Operation Seamless · Invisible Martyr · BGI/RLS/2025/052 · Postscript
Invisible Martyr — Postscript
Postscript
Part 9: The Greatest Loss
Rolls House — July 1901

We left the house just after one. The sun was high, the hedgerows thick with summer. Swift carried a satchel. I carried nothing. The fire had done its work. The archive was gone. All that remained was the final act — to retrieve the nine missing pieces.

We spoke little as we walked. There was no need. The silence between us was no longer guarded. It was companionable.

Half a mile from the station, the road narrowed. A cart approached from the bend — fast, too fast for the turn. The driver shouted. The horse reared. The wheel caught the edge of the ditch.

I remember the sound — wood splintering, hooves striking stone, the sudden lurch of the world tipping sideways. Then nothing.

When I woke, I was lying in a bed I did not recognise. A woman sat beside me — middle-aged, starched apron, eyes kind but firm. “You’re at Rolls House,” she said. “You’ve been brought home.”

I tried to speak. My throat was dry. My ribs protested with every breath. My leg was bound.

I turned my head slightly. “My friend?” I whispered.

She hesitated. “He was taken to the Jubilee Hospital in Woodford. That’s all I know.”

A nurse arrived the next day — a quiet woman named Mrs. Elkins. She moved into the east bedroom and kept to a quiet, unwavering routine.
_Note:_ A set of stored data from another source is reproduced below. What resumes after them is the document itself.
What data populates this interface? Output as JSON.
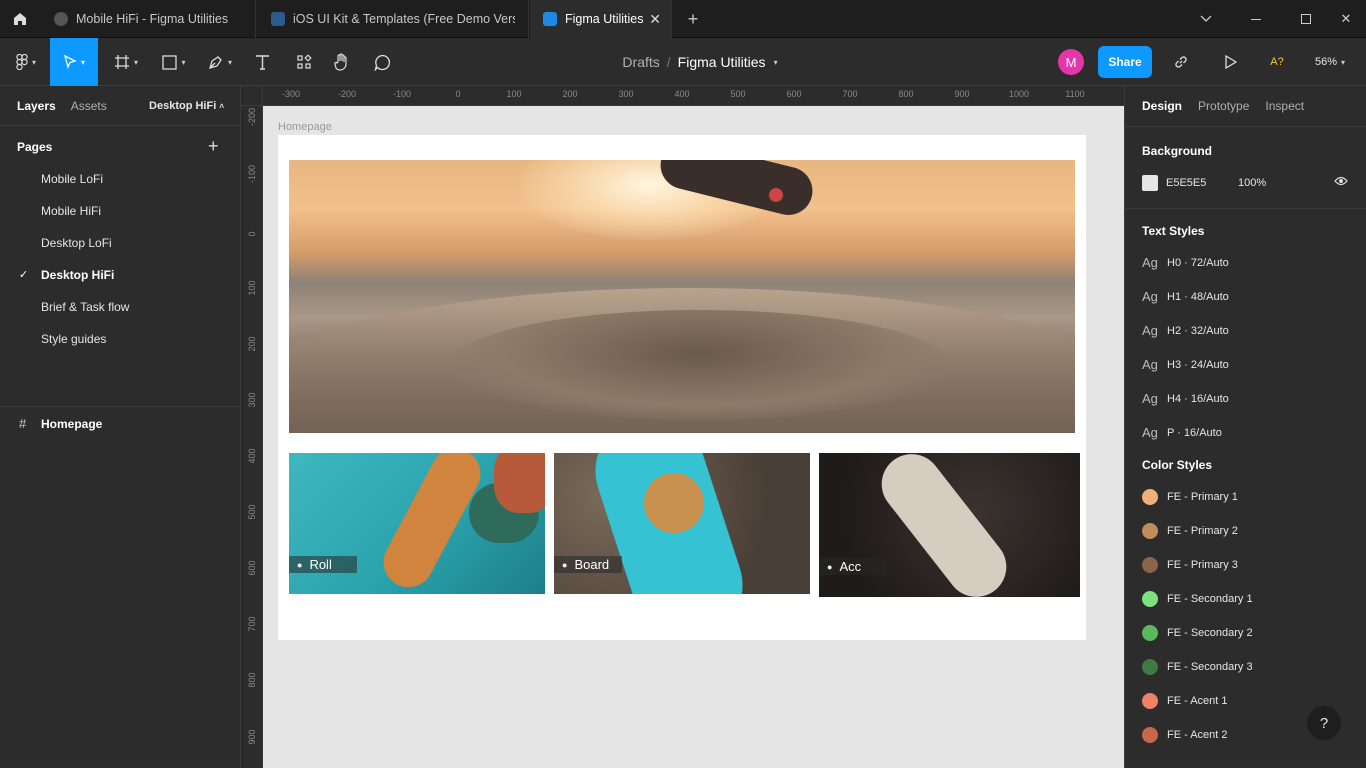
{
  "browser_tabs": [
    {
      "title": "Mobile HiFi - Figma Utilities",
      "active": false
    },
    {
      "title": "iOS UI Kit & Templates (Free Demo Version)",
      "active": false
    },
    {
      "title": "Figma Utilities",
      "active": true
    }
  ],
  "toolbar": {
    "breadcrumb_parent": "Drafts",
    "breadcrumb_sep": "/",
    "file_name": "Figma Utilities",
    "avatar_letter": "M",
    "share_label": "Share",
    "font_missing_label": "A?",
    "zoom": "56%"
  },
  "left_panel": {
    "tab_layers": "Layers",
    "tab_assets": "Assets",
    "current_page": "Desktop HiFi",
    "pages_title": "Pages",
    "pages": [
      {
        "label": "Mobile LoFi",
        "selected": false
      },
      {
        "label": "Mobile HiFi",
        "selected": false
      },
      {
        "label": "Desktop LoFi",
        "selected": false
      },
      {
        "label": "Desktop HiFi",
        "selected": true
      },
      {
        "label": "Brief & Task flow",
        "selected": false
      },
      {
        "label": "Style guides",
        "selected": false
      }
    ],
    "layers": [
      {
        "label": "Homepage"
      }
    ]
  },
  "rulers": {
    "x": [
      "-300",
      "-200",
      "-100",
      "0",
      "100",
      "200",
      "300",
      "400",
      "500",
      "600",
      "700",
      "800",
      "900",
      "1000",
      "1100"
    ],
    "y": [
      "-200",
      "-100",
      "0",
      "100",
      "200",
      "300",
      "400",
      "500",
      "600",
      "700",
      "800",
      "900"
    ]
  },
  "canvas": {
    "frame_label": "Homepage",
    "cards": [
      {
        "label": "Roll"
      },
      {
        "label": "Board"
      },
      {
        "label": "Acc"
      }
    ]
  },
  "right_panel": {
    "tab_design": "Design",
    "tab_prototype": "Prototype",
    "tab_inspect": "Inspect",
    "background_title": "Background",
    "background_hex": "E5E5E5",
    "background_opacity": "100%",
    "text_styles_title": "Text Styles",
    "text_styles": [
      {
        "ag": "Ag",
        "label": "H0 · 72/Auto"
      },
      {
        "ag": "Ag",
        "label": "H1 · 48/Auto"
      },
      {
        "ag": "Ag",
        "label": "H2 · 32/Auto"
      },
      {
        "ag": "Ag",
        "label": "H3 · 24/Auto"
      },
      {
        "ag": "Ag",
        "label": "H4 · 16/Auto"
      },
      {
        "ag": "Ag",
        "label": "P · 16/Auto"
      }
    ],
    "color_styles_title": "Color Styles",
    "color_styles": [
      {
        "label": "FE - Primary 1",
        "color": "#f0b07a"
      },
      {
        "label": "FE - Primary 2",
        "color": "#c08c5a"
      },
      {
        "label": "FE - Primary 3",
        "color": "#8a6448"
      },
      {
        "label": "FE - Secondary 1",
        "color": "#7fe07f"
      },
      {
        "label": "FE - Secondary 2",
        "color": "#5cb85c"
      },
      {
        "label": "FE - Secondary 3",
        "color": "#3f7a45"
      },
      {
        "label": "FE - Acent 1",
        "color": "#ee8266"
      },
      {
        "label": "FE - Acent 2",
        "color": "#c8664e"
      }
    ]
  },
  "colors": {
    "accent": "#0d99ff",
    "avatar": "#e535ab"
  },
  "help_label": "?"
}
I remained in the bedroom, propped against pillows, staring at the ceiling.

I cannot begin to describe the depth of the loss that settled into my soul. I thought, at last, I had found someone I could confide in. After twelve years of solitude, it had seemed I might not have to go through it alone after all.

Throughout the six weeks of my convalescence, I longed to hear news about Swift. I never heard from him again.

It was the greatest loss I have ever suffered — greater even than the loss of my identity.